4. Reshaping policy on three fronts
Although this first hearing was very much a table-setter, there were three broad policy recommendations implicit in the testimony:
- Taiwan – The panel heard evidence suggesting that the U.S. needs to mobilize for the potential of a hot war with China over the island of Taiwan, the status of which is contested. Former National Security Adviser H.R. McMaster told the panel that in regards to China, the next two years would be a particularly “dangerous” period. He suggested that U.S. capabilities to deter an invasion of Taiwan were not adequate. Meanwhile, there were mentions of a backlog in weapon sales to Taiwan. And as the war in Ukraine has underscored, there is an imperative to get weapons on the ground before any shooting starts.

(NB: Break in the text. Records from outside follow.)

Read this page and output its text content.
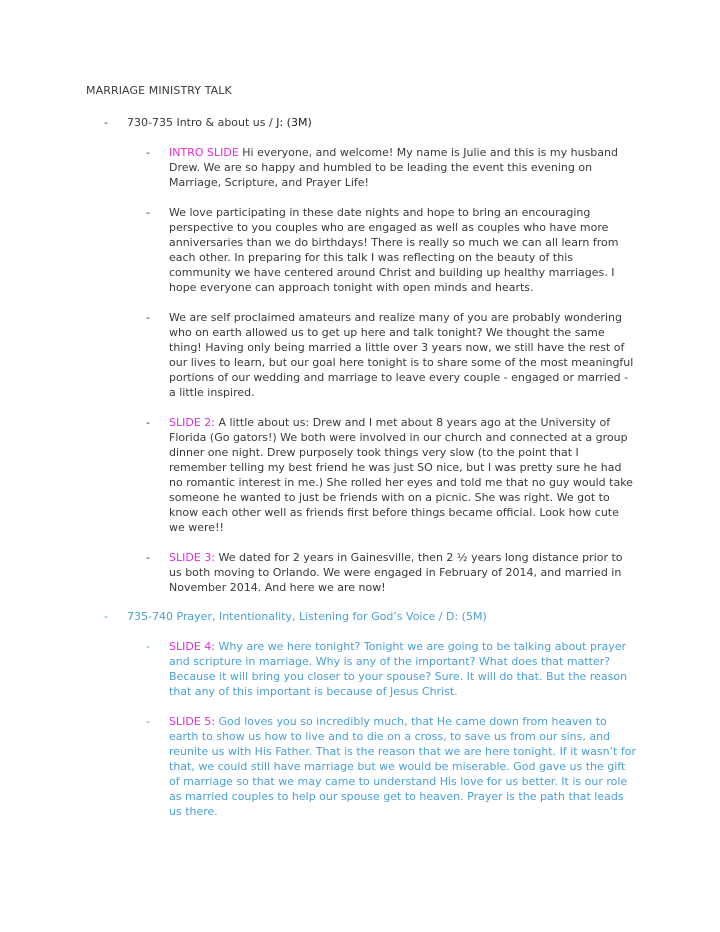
MARRIAGE MINISTRY TALK
-	730-735 Intro & about us / J: (3M)
-	INTRO SLIDE Hi everyone, and welcome! My name is Julie and this is my husband Drew. We are so happy and humbled to be leading the event this evening on Marriage, Scripture, and Prayer Life!
-	We love participating in these date nights and hope to bring an encouraging perspective to you couples who are engaged as well as couples who have more anniversaries than we do birthdays! There is really so much we can all learn from each other. In preparing for this talk I was reflecting on the beauty of this community we have centered around Christ and building up healthy marriages. I hope everyone can approach tonight with open minds and hearts.
-	We are self proclaimed amateurs and realize many of you are probably wondering who on earth allowed us to get up here and talk tonight? We thought the same thing! Having only being married a little over 3 years now, we still have the rest of our lives to learn, but our goal here tonight is to share some of the most meaningful portions of our wedding and marriage to leave every couple - engaged or married - a little inspired.
-	SLIDE 2: A little about us: Drew and I met about 8 years ago at the University of Florida (Go gators!) We both were involved in our church and connected at a group dinner one night. Drew purposely took things very slow (to the point that I remember telling my best friend he was just SO nice, but I was pretty sure he had no romantic interest in me.) She rolled her eyes and told me that no guy would take someone he wanted to just be friends with on a picnic. She was right. We got to know each other well as friends first before things became official. Look how cute we were!!
-	SLIDE 3: We dated for 2 years in Gainesville, then 2 ½ years long distance prior to us both moving to Orlando. We were engaged in February of 2014, and married in November 2014. And here we are now!
-	735-740 Prayer, Intentionality, Listening for God’s Voice / D: (5M)
-	SLIDE 4: Why are we here tonight? Tonight we are going to be talking about prayer and scripture in marriage. Why is any of the important? What does that matter? Because it will bring you closer to your spouse? Sure. It will do that. But the reason that any of this important is because of Jesus Christ.
-	SLIDE 5: God loves you so incredibly much, that He came down from heaven to earth to show us how to live and to die on a cross, to save us from our sins, and reunite us with His Father. That is the reason that we are here tonight. If it wasn’t for that, we could still have marriage but we would be miserable. God gave us the gift of marriage so that we may came to understand His love for us better. It is our role as married couples to help our spouse get to heaven. Prayer is the path that leads us there.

- Economic competitiveness – The panel heard evidence from the U.S. National Association of Manufacturers pointing out how China had stacked global trade in its favor through unfair subsidies and corporate espionage. To improve America’s competitiveness, the panel could look at recommending the expansion of export controls or tax reforms to make U.S. products more competitive. The U.S. is also eyeing a strategic decoupling with China on the economic front, which is encouraging U.S. businesses to divest from Chinese operations and restricting Chinese businesses operating in the U.S., such as the social media platform TikTok.
- Human rights – The committee made it clear that human rights should be front and center in the U.S. China policy going forward. The hearing repeatedly stressed that this was not just an economic and security disagreement but a clash of values.
5. A boilerplate response from Beijing
China’s response to the committee’s inaugural hearing was standard.
In a statement, the foreign ministry in Beijing said it rejected Washington’s attempt to engage in what it called a “Cold War” mindset. Chinese media also tried to make it sound as if anti-China policy is driven by special interests, including defense contractors and members of the Taiwanese diaspora.
The narrative that the U.S. is warmongering was aided by the interjection of two protesters from the Code Pink activist group, who held up a sign during the hearing stating that “China is not our enemy.”